MCZhi/DIPP

An error encountered when running open_loop_test.py

Closed this issue · 2 comments

J1dan commented

Hello, hope you are doing well. After training the model, when I run the command
python open_loop_test.py --name open_loop --test_set ./ValData/ --model_path ./training_log/DIPP/model_1_1.6529.pth --use_planning --render --save --device cpu
, I encounter an error
tensorflow.python.framework.errors_impl.DataLossError: corrupted record at 0 [Op:IteratorGetNext].
Below is the log. ValData is the directory where I put the validation data. Could you please help with it? Thanks.

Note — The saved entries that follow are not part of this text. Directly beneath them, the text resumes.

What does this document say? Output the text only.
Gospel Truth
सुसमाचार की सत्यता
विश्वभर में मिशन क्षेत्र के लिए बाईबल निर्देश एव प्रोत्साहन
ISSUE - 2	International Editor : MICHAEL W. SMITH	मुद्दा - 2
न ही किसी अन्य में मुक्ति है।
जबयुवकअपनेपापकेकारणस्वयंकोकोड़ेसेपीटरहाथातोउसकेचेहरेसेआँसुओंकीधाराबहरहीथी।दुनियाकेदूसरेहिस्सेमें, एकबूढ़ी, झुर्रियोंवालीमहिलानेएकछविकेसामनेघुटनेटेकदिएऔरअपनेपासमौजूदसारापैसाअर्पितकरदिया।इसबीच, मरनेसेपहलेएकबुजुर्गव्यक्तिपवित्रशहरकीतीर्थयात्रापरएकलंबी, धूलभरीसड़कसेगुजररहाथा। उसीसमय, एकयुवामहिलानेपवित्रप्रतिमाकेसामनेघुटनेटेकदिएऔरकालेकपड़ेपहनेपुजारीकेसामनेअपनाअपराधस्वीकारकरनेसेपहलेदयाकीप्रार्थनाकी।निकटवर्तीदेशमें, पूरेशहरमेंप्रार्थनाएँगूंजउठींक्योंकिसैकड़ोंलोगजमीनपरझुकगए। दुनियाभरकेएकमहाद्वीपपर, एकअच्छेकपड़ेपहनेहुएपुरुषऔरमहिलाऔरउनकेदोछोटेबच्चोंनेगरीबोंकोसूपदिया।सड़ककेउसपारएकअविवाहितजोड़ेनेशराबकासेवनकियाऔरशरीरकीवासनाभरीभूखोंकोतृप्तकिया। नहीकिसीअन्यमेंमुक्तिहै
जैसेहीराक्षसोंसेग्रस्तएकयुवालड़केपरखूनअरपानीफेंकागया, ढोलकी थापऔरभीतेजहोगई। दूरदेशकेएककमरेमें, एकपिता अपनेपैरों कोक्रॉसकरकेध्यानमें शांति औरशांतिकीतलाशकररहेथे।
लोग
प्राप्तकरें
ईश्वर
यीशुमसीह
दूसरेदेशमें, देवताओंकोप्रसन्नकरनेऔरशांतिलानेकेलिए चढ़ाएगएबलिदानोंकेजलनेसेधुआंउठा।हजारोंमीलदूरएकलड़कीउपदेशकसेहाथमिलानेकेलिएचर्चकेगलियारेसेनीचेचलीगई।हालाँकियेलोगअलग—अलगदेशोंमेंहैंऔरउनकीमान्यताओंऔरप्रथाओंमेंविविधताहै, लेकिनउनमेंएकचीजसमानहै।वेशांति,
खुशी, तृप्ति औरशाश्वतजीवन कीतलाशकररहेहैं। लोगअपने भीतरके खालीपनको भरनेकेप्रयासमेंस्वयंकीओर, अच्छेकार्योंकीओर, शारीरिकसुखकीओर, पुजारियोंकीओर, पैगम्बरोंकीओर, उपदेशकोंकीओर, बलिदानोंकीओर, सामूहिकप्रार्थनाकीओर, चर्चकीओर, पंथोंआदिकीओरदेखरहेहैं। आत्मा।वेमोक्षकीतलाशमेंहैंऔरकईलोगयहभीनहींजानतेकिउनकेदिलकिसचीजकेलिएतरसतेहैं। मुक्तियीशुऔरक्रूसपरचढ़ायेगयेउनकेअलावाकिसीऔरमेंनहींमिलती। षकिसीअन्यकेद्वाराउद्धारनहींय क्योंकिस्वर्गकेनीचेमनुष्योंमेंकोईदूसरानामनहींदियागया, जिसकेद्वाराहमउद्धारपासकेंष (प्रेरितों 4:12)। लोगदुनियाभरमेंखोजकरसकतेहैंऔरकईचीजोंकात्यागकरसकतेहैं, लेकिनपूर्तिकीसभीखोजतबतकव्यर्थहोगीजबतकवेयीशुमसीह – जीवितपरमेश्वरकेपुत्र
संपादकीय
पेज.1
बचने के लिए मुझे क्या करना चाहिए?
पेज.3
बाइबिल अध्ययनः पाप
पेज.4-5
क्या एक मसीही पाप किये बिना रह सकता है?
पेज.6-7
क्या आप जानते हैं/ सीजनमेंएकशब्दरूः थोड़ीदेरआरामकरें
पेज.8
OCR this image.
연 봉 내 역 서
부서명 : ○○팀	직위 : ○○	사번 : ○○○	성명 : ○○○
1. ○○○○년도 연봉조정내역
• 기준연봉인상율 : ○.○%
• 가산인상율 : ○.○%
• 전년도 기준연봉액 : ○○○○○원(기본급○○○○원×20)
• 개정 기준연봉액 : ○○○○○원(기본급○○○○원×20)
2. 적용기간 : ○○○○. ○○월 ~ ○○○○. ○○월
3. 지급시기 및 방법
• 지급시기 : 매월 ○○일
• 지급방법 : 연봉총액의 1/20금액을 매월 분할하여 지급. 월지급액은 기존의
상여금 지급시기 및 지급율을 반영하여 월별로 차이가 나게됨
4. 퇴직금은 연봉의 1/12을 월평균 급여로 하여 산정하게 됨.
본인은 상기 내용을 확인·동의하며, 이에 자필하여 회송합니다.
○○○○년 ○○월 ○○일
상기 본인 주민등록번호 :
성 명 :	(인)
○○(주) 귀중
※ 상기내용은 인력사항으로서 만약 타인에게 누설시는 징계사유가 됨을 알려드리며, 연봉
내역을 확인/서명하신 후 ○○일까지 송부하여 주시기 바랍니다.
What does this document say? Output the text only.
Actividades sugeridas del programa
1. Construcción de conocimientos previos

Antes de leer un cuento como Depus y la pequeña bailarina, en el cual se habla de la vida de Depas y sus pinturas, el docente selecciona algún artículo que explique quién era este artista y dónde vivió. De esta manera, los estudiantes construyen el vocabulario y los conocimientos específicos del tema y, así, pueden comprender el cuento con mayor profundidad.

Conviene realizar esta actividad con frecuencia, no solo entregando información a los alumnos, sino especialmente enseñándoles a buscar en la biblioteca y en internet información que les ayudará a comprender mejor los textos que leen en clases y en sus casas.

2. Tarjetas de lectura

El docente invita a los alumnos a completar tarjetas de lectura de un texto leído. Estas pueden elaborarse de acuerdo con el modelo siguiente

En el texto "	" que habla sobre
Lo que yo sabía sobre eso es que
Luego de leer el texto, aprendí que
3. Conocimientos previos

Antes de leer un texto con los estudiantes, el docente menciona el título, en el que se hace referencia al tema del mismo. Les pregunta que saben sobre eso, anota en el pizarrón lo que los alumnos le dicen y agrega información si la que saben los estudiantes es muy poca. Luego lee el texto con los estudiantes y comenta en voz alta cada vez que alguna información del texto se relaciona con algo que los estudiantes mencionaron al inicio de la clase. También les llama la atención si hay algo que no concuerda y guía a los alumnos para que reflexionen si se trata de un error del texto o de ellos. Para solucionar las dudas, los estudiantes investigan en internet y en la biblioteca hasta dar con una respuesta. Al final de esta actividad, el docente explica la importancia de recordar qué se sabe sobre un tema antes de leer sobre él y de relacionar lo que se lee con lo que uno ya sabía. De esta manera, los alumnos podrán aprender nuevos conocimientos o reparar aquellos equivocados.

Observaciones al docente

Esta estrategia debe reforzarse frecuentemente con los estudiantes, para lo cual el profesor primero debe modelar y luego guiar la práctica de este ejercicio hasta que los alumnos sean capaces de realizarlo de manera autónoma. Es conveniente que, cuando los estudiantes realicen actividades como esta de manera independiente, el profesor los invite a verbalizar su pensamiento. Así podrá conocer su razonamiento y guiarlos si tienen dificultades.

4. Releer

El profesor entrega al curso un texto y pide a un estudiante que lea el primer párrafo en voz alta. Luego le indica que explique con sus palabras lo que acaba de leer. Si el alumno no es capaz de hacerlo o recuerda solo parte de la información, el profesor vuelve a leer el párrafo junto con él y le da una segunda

2022-10-24 11:54:56.033651: I tensorflow/stream_executor/cuda/cuda_gpu_executor.cc:937] successful NUMA node read from SysFS had negative value (-1), but there must be at least one NUMA node, so returning NUMA node zero
2022-10-24 11:54:56.033936: I tensorflow/stream_executor/cuda/cuda_gpu_executor.cc:937] successful NUMA node read from SysFS had negative value (-1), but there must be at least one NUMA node, so returning NUMA node zero
2022-10-24 11:54:56.034017: I tensorflow/stream_executor/cuda/cuda_gpu_executor.cc:937] successful NUMA node read from SysFS had negative value (-1), but there must be at least one NUMA node, so returning NUMA node zero
------------- open_loop -------------
Use integrated planning module: True
Use device: cpu
2022-10-24 11:54:56.166509: I tensorflow/core/platform/cpu_feature_guard.cc:142] This TensorFlow binary is optimized with oneAPI Deep Neural Network Library (oneDNN) to use the following CPU instructions in performance-critical operations: AVX2 AVX512F FMA
To enable them in other operations, rebuild TensorFlow with the appropriate compiler flags.
2022-10-24 11:54:56.201599: I tensorflow/compiler/mlir/mlir_graph_optimization_pass.cc:185] None of the MLIR Optimization Passes are enabled (registered 2)
Traceback (most recent call last):
File "open_loop_test.py", line 227, in
open_loop_test()
File "open_loop_test.py", line 52, in open_loop_test
for scenario in scenarios:
File "/home/jidan/anaconda3/envs/DIPP/lib/python3.8/site-packages/tensorflow/python/data/ops/iterator_ops.py", line 761, in next
return self._next_internal()
File "/home/jidan/anaconda3/envs/DIPP/lib/python3.8/site-packages/tensorflow/python/data/ops/iterator_ops.py", line 744, in _next_internal
ret = gen_dataset_ops.iterator_get_next(
File "/home/jidan/anaconda3/envs/DIPP/lib/python3.8/site-packages/tensorflow/python/ops/gen_dataset_ops.py", line 2728, in iterator_get_next
_ops.raise_from_not_ok_status(e, name)
File "/home/jidan/anaconda3/envs/DIPP/lib/python3.8/site-packages/tensorflow/python/framework/ops.py", line 6941, in raise_from_not_ok_status
six.raise_from(core._status_to_exception(e.code, message), None)
File "", line 3, in raise_from
tensorflow.python.framework.errors_impl.DataLossError: corrupted record at 0 [Op:IteratorGetNext]

MCZhi commented

Hi, @J1dan, I guess that's the problem with the tensorflow when reading the tfrecord file. I don't know exactly what caused this error but you can try to reinstall the package waymo-open-dataset-tf-2-6-0.

J1dan commented

I just found that it is the test directory that I chosen that went wrong, which I used the processed data. After changing the path the problem is addressed. Thank you for your reply.